Copysets proposed another approach/perspective for data replication, than the traditional random replication. In random replication, N nodes are selected randomly from the cluster to store a data chunk. Random replication provides a strong protection against uncorrelated failures. For each individual chunk, since it can be stored randomly at N nodes in the cluster, it is quite resilient to data loss. However, when we consider all data chunks, any N node failure will almost lead to loss of some chunks, as long as these chunks happen to be replicated at these exact N nodes. For certain large scale deployments, they prefer to have much less frequent data loss and are willing to achieve that, even at the expense of larger amount of data loss during each data loss.
They introduced the concept of Copysets: a set of unique nodes that are used to store a copy of a chunk. Only when all nodes in a copyset are down will we lose that chunk. By limiting the number of copysets in a cluster, one can reduce the number of data loss probability.
Terms used in the paper
- R: replication factor. Also means the number of replicas of each chunk.

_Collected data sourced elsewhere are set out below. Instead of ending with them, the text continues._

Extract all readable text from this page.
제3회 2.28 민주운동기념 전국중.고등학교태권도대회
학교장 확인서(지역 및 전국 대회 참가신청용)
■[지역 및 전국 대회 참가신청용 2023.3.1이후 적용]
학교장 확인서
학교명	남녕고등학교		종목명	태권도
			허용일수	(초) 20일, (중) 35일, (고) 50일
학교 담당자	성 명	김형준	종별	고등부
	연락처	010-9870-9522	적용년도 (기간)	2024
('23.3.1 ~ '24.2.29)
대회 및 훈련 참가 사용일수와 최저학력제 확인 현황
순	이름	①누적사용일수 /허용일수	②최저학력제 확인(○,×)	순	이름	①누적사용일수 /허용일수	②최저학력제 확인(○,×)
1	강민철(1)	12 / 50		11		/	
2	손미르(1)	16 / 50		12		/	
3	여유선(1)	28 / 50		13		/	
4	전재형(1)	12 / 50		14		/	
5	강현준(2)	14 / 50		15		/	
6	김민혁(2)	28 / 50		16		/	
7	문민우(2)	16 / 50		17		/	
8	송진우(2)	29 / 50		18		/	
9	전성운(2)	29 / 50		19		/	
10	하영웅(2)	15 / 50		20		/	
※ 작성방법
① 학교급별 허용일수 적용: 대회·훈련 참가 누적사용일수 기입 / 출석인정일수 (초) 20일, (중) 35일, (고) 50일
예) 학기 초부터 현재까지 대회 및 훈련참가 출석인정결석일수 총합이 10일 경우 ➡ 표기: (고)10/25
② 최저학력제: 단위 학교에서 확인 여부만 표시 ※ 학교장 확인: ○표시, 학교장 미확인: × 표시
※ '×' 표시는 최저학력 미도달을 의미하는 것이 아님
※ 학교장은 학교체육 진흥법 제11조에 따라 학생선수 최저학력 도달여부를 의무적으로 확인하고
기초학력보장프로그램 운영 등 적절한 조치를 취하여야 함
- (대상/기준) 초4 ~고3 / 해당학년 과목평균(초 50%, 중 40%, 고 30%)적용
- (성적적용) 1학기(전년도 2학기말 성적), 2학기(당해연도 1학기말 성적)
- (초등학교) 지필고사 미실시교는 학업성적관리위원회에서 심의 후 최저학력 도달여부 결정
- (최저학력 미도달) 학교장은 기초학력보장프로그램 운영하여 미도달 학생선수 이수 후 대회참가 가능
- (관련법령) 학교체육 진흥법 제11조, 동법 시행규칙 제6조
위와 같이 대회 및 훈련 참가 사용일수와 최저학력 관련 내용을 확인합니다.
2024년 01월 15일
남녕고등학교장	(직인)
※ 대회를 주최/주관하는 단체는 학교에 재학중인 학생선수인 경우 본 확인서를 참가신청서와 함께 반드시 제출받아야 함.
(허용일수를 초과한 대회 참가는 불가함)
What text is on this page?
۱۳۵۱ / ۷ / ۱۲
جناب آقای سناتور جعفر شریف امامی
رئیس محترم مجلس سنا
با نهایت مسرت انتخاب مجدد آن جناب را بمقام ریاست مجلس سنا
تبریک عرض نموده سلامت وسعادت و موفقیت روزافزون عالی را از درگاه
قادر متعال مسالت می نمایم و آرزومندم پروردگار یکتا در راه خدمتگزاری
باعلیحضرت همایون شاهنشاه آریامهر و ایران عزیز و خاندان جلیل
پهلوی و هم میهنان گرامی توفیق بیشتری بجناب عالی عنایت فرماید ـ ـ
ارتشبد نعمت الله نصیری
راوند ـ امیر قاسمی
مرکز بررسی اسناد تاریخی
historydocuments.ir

- Copyset: a set of R unique nodes, to store a chunk
- N: the number of nodes in a cluster
- S: scatter width. Each node's data is split uniformly across a group of S other nodes.
- P: the number of permutations used, to generate the copysets. P = S/(R-1)
How it works
- Use permutations, P times, to generate copysets.
- Each copyset overlaps with another by only one node.
- The copysets covers all nodes equally, for load balancing.
- Pick a random node in the cluster as the primary node. The other replicas can be placed on the nodes of a randomly chosen copyset that contains the primary node.
- This paper is not easy to follow. The scatter width and the copyset are not easy to understand simultaneously.
- The introduction of the abbreviations makes the paper harder to understand. I forgot what P stands for when reading the paper.
- The paper cited from their collaborators in large paragraphs, to help motivate their work. I find this can be done in a more professional approach.
- A lot of simulation results. Quite surprised to see in a full ATC paper. The evaluation on HDFS/RAMCloud was quite light.